Once the what to grow was clear, Sarvanan got to “planting” English Cucumber in the one acre Poly House and used drip irrigation effectively to reduce water usage. We have had planted 15,000 plants with micro irrigation and water dip sticks. Instead of soil we used growbags –containing fine coconut chips as a growing medium that use lesser water as also it retains water for longer duration.

This also rules out soil borne diseases like nementodes. Productivity is also high, as per Sarvanan’s research.

Water of course was a problem. “After the borewell nearly dried up, I bought water in tankers at a price of up to Rs 1500 for a 8000 liter tanker. I must have spent Rs 50,000 for water tankers alone,” Sarvanan said.

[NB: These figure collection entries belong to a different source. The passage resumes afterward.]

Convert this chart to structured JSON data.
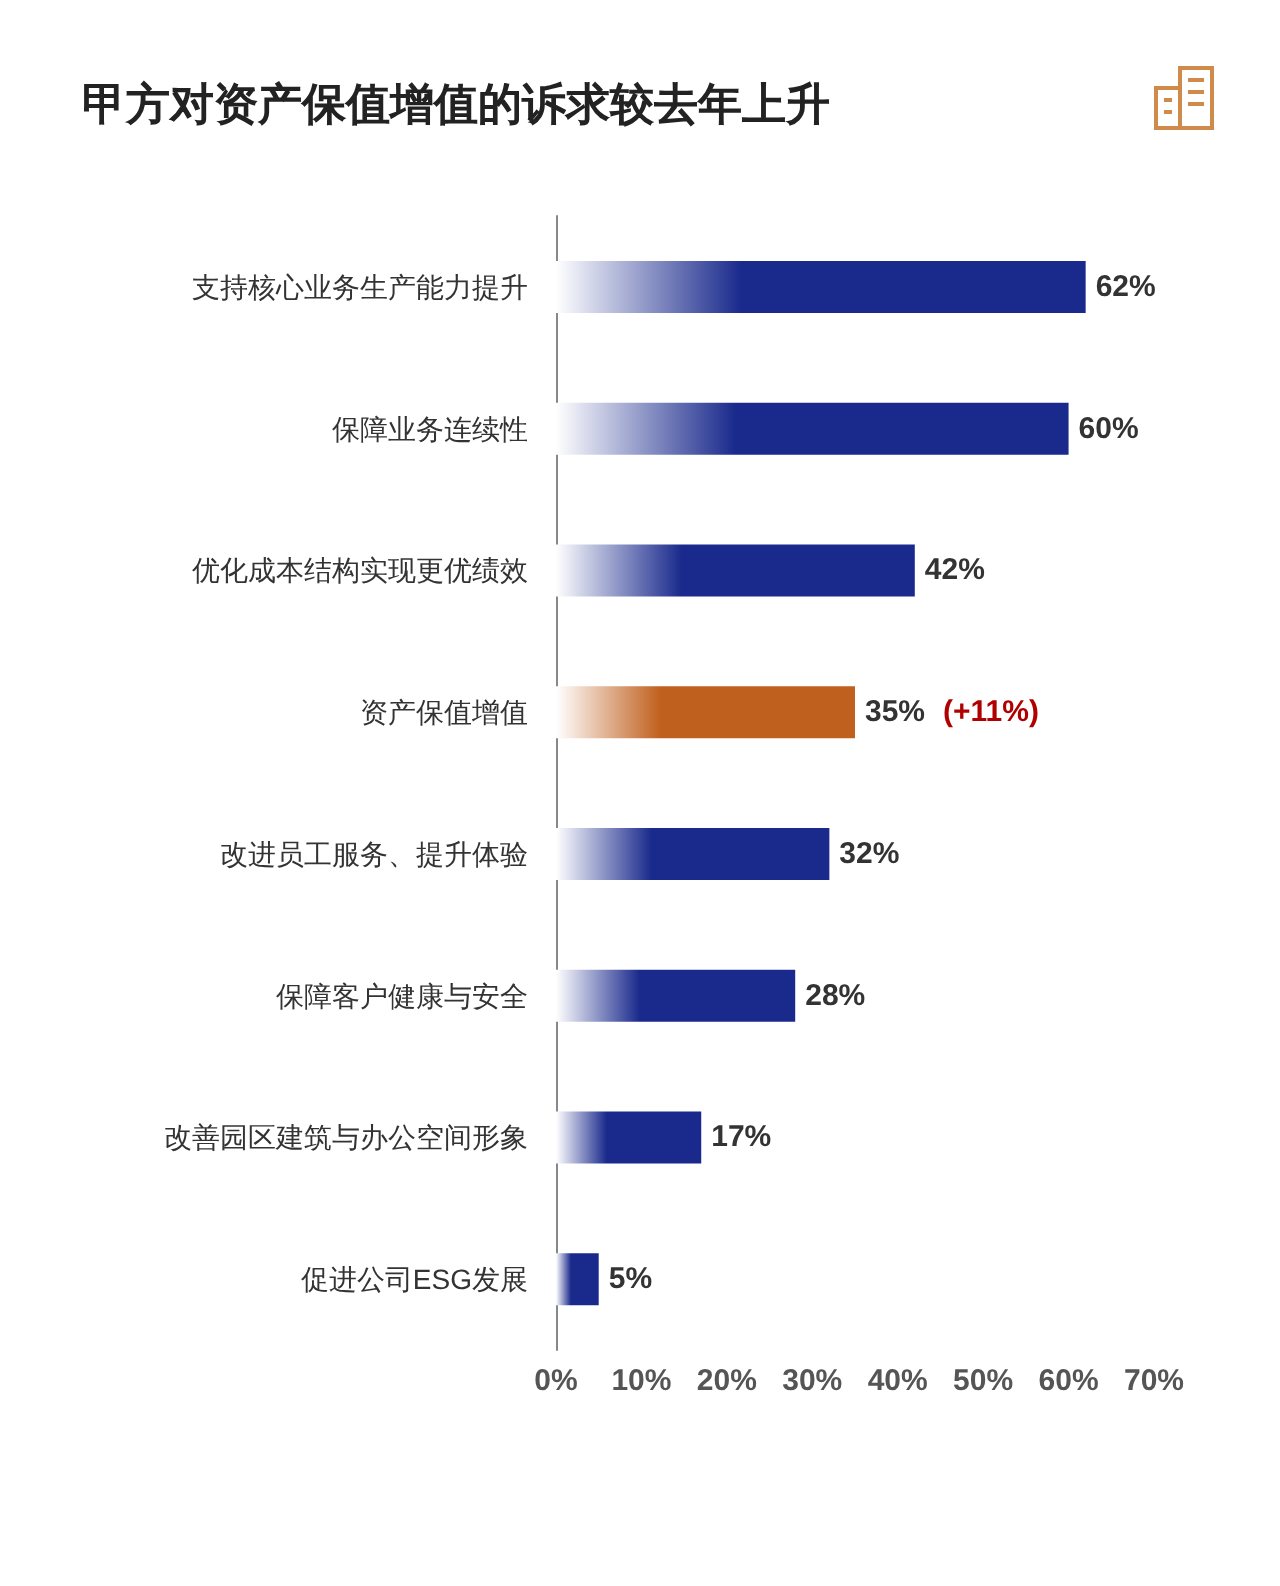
{
  "chart_data": {
    "type": "bar",
    "orientation": "horizontal",
    "title": "甲方对资产保值增值的诉求较去年上升",
    "categories": [
      "支持核心业务生产能力提升",
      "保障业务连续性",
      "优化成本结构实现更优绩效",
      "资产保值增值",
      "改进员工服务、提升体验",
      "保障客户健康与安全",
      "改善园区建筑与办公空间形象",
      "促进公司ESG发展"
    ],
    "values": [
      62,
      60,
      42,
      35,
      32,
      28,
      17,
      5
    ],
    "value_labels": [
      "62%",
      "60%",
      "42%",
      "35%",
      "32%",
      "28%",
      "17%",
      "5%"
    ],
    "colors": [
      "#1a2a8c",
      "#1a2a8c",
      "#1a2a8c",
      "#c0601e",
      "#1a2a8c",
      "#1a2a8c",
      "#1a2a8c",
      "#1a2a8c"
    ],
    "xlim": [
      0,
      70
    ],
    "xticks": [
      {
        "value": 0,
        "label": "0%"
      },
      {
        "value": 10,
        "label": "10%"
      },
      {
        "value": 20,
        "label": "20%"
      },
      {
        "value": 30,
        "label": "30%"
      },
      {
        "value": 40,
        "label": "40%"
      },
      {
        "value": 50,
        "label": "50%"
      },
      {
        "value": 60,
        "label": "60%"
      },
      {
        "value": 70,
        "label": "70%"
      }
    ],
    "annotations": [
      {
        "text": "(+11%)",
        "x": 35,
        "y": "资产保值增值"
      }
    ],
    "grid": false
  }
}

After planting on February 1, he harvested the first crop – 20 tonnes – within just months. Sarvanan carries out plucking, cleaning, packing the English Cucumbers himself at his farm and sells at XXX vegetable market to dealers. This time the ruling price was Rs 20,000 per tonne and fetched him a sum of Rs 4 lakh.

Subtracting the Rs 3.10 lakh he spent for farming, agricultural inputs, water, transportation, fertilisers, on his one acre Poly house, Sarvanan earned a net profit of Rs 90,000 – in just three months.

What It needs is capital investment for this project. In his case it was Rs 45 lakh to develop one acre farm and build the poly house. Out of this, Sarvanan is eligible for a government subsidy of upto Rs 20 lakh given for Poly House farming by the central govenrment’s National Horticulture Board under the National Horticulture Mission.

“Inspection of the farm is over and the local administration has to send reports upstairs. I am hopeful that it will come through,” Sarvanan said.

Yes, many farmers surrounding our farm keep visiting my farm and are keen to take it up. “I have become an informal teacher to all of them. Some even want me to take up their farm on a contract basis,” he said.

Sarvanan wants to eliminate the “agents” and directly market his produce. The IT engineer wants to come out with Mobile Apps and e-commerce to reach out to customers directly and thus get better price.

“Yes I will take up contract farming too,” he said adding “we might take up growing lady’s finger, brinjal in November-December as climate would be more suitable.”